The discovery and naming of vitamins didn’t begin until almost the 1920s and has been a checkered affair, to put it mildly. In the beginning, vitamins were named in more or less strict alphabetical order—A, B, C, D, and so on—but then the system began to fall apart. Vitamin B was discovered to be not one vitamin but several, and these were renamed B1, B2, B3, and so on up to B12. Then it was decided that the B vitamins weren’t so diverse after all, so some were eliminated and others reclassified, so that today we are left with six semi-sequential B vitamins: B1, B2, B3, B5, B6, and B12. Other vitamins came and went, so that the scientific literature is filled with a lot of what might be called ghost vitamins—M, P, PP, S, U, and several others. In 1935, a researcher in Copenhagen, Henrik Dam, discovered a vitamin that was central to blood coagulation and called it vitamin K (for the Danish koagulere). The next year, some other researchers came up with vitamin P (for “permeability”). The process hasn’t entirely settled down yet.

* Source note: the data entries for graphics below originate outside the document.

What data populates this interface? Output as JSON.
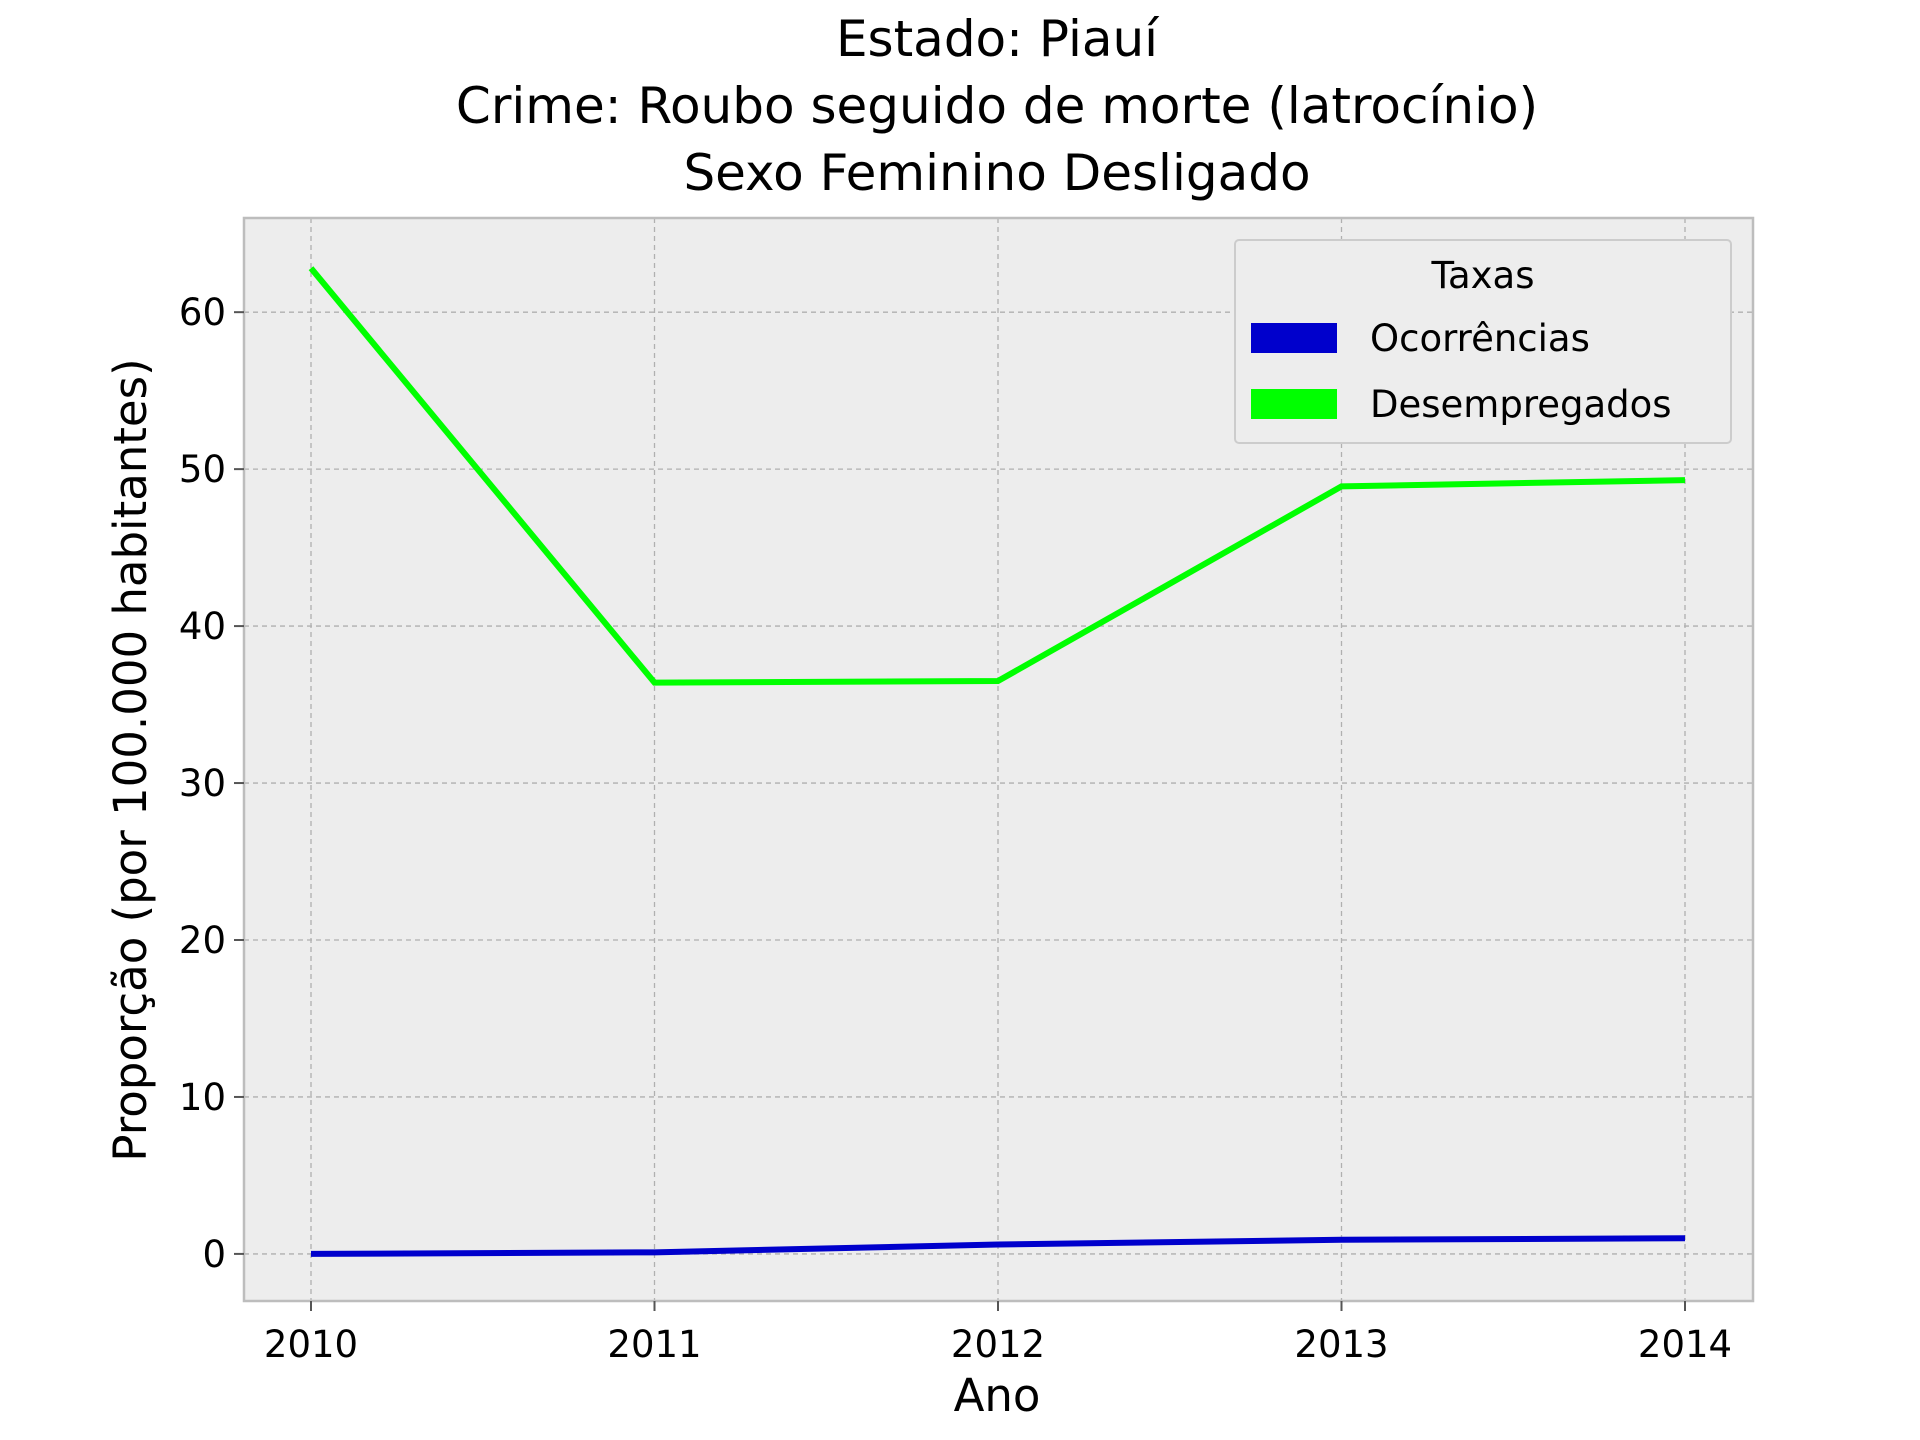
{
  "chart_data": {
    "type": "line",
    "title_lines": [
      "Estado: Piauí",
      "Crime: Roubo seguido de morte (latrocínio)",
      "Sexo  Feminino   Desligado"
    ],
    "xlabel": "Ano",
    "ylabel": "Proporção (por 100.000 habitantes)",
    "x": [
      "2010",
      "2011",
      "2012",
      "2013",
      "2014"
    ],
    "yticks": [
      "0",
      "10",
      "20",
      "30",
      "40",
      "50",
      "60"
    ],
    "ylim": [
      -3,
      66
    ],
    "grid": true,
    "legend": {
      "title": "Taxas",
      "placement": "top-right"
    },
    "series": [
      {
        "name": "Ocorrências",
        "color": "#0000cc",
        "values": [
          0.0,
          0.1,
          0.6,
          0.9,
          1.0
        ]
      },
      {
        "name": "Desempregados",
        "color": "#00ff00",
        "values": [
          62.8,
          36.4,
          36.5,
          48.9,
          49.3
        ]
      }
    ],
    "colors": {
      "plot_background": "#ededed",
      "grid": "#b0b0b0",
      "frame": "#bdbdbd"
    }
  }
}
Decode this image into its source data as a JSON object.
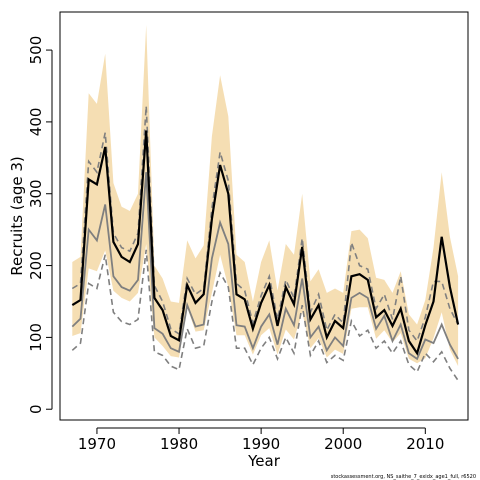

Biotin, for instance, was for a time called vitamin H, but then became B7. Today it is mostly just called biotin.
Although Funk coined the term “vitamines,” and is thus often given credit for their discovery, most of the real work of determining the chemical nature of vitamins was done by others, in particular Sir Frederick Hopkins, who was awarded the Nobel Prize for his work in 1929—a fact that left Funk permanently in one.
Even today vitamins are an ill-defined entity. The term describes thirteen chemical oddments that we need to function smoothly but are unable to manufacture for ourselves. Though we tend to think of them as closely related, they mostly have little in common apart from being useful to us. They are sometimes described as “hormones made outside the body,” which is a pretty good definition except that it is only partly true. Vitamin D, one of the most vital of all vitamins, can both be made in the body (where it really is a hormone) or be ingested (which makes it a vitamin again).